You also have two things going on, spine pain and nerve pain. It may work well on your spine and do nothing for the nerve pain. Nerve pain is notoriously tough to treat and isn't anywhere near as responsive to opiates. However most folks with nerve pain usually take something in addition to opiates to manage it. Anti seizure meds and antidepressants are the curent standard for nerve pain and can't be delivered through a pump. Only preservative free specfic meds. Morphine, Dilaudid, Fentanyl, Suffentanyl , Prialt, and Bupivicaine, clonodine and baclofen.. The pump won't be the delivery method of all your meds but ideally if your having pain that can't be managed orally due to side effects, there is a good chance the pump may help. That's the advantage of the trial.
My first trial failed due to a spinal fluid leak the entire time I was in patient which was cut short and spent throwing up.
It took about 8 months to get the courage back up to let them stick another needle in my spine but this time they did a single bolus injection which helped quite a bit, Enough to call it a success. The biggest difference between oral meds and IT meds, is how clear your head feels. Oral meds circulate through your entire body where intrathecal meds pretty much stay iin the spinal cannal where you have exponentially more opiate receptors.
You may not even have a choice as far as pump brand, I have a feeling docs pick a brand, purchase what they need to manage that brand of pump and probably stick with it. IF my doc used Codman pumps, I doubt he would purchase thousands of bucks in high tech telemetry units to program a medtronics pump just because I was sold n the programability of a medtronics pump.

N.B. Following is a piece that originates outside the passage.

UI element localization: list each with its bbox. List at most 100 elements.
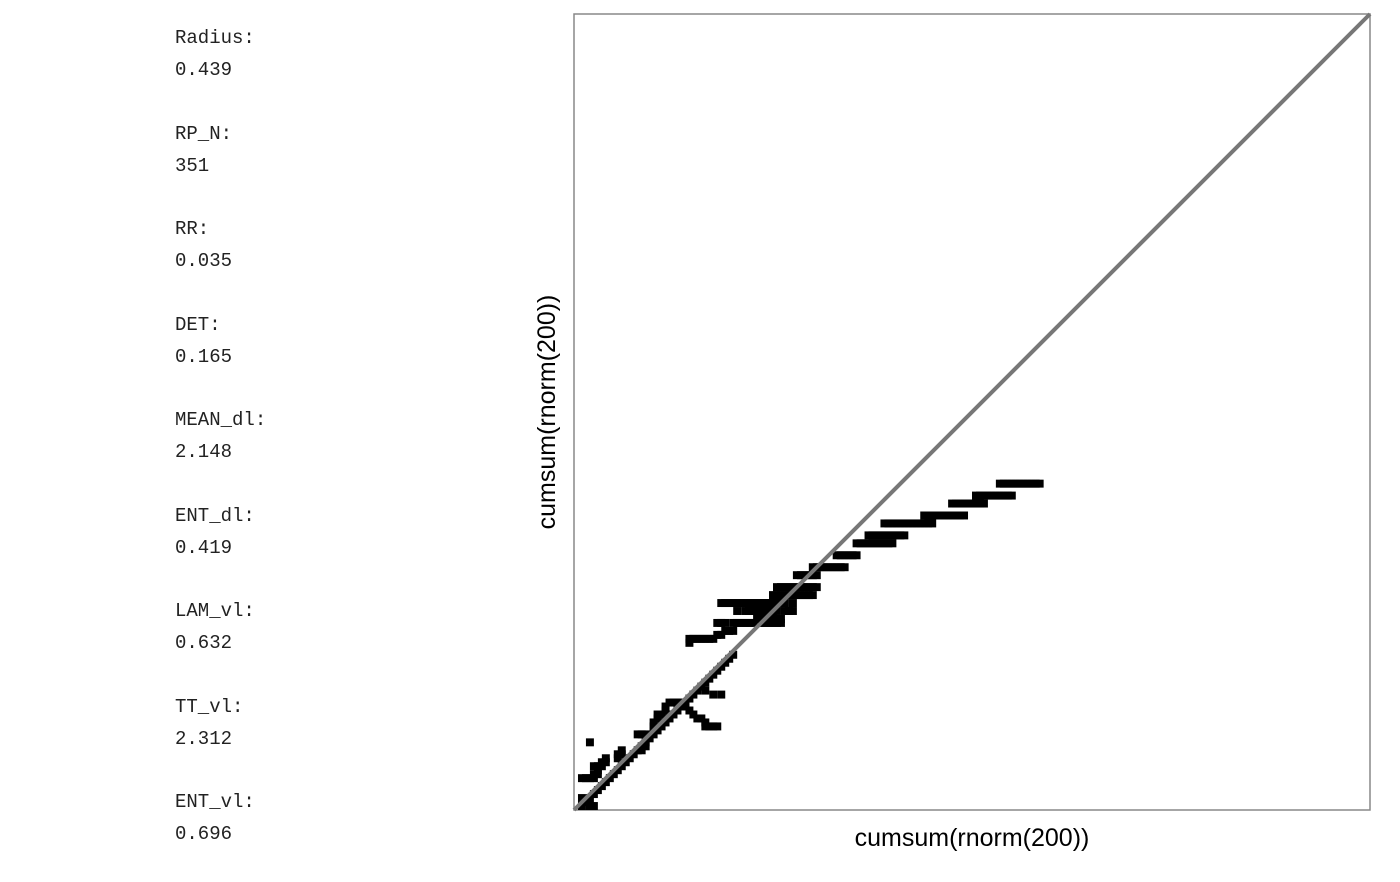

Medtronics was great when I was doing my research. I talked to their R & D dept and knew of both battery and vacuum pumps and talked to the local rep prior to implant to make sure all my questions were answered. The trial is where you will either be sold and say yes or not. It does turn complete control over to your doc so you have to trust he will keep working with you to maximize the benefit of an expensive tool. Dosages have to be titrated which could take weeks or months.
Good luck with your trial and it doesn't have to be your only trial should you have an adverse reation to a med they use and they have to stop the trial. They can always try again with another opiate or use the single bolus injection trial method.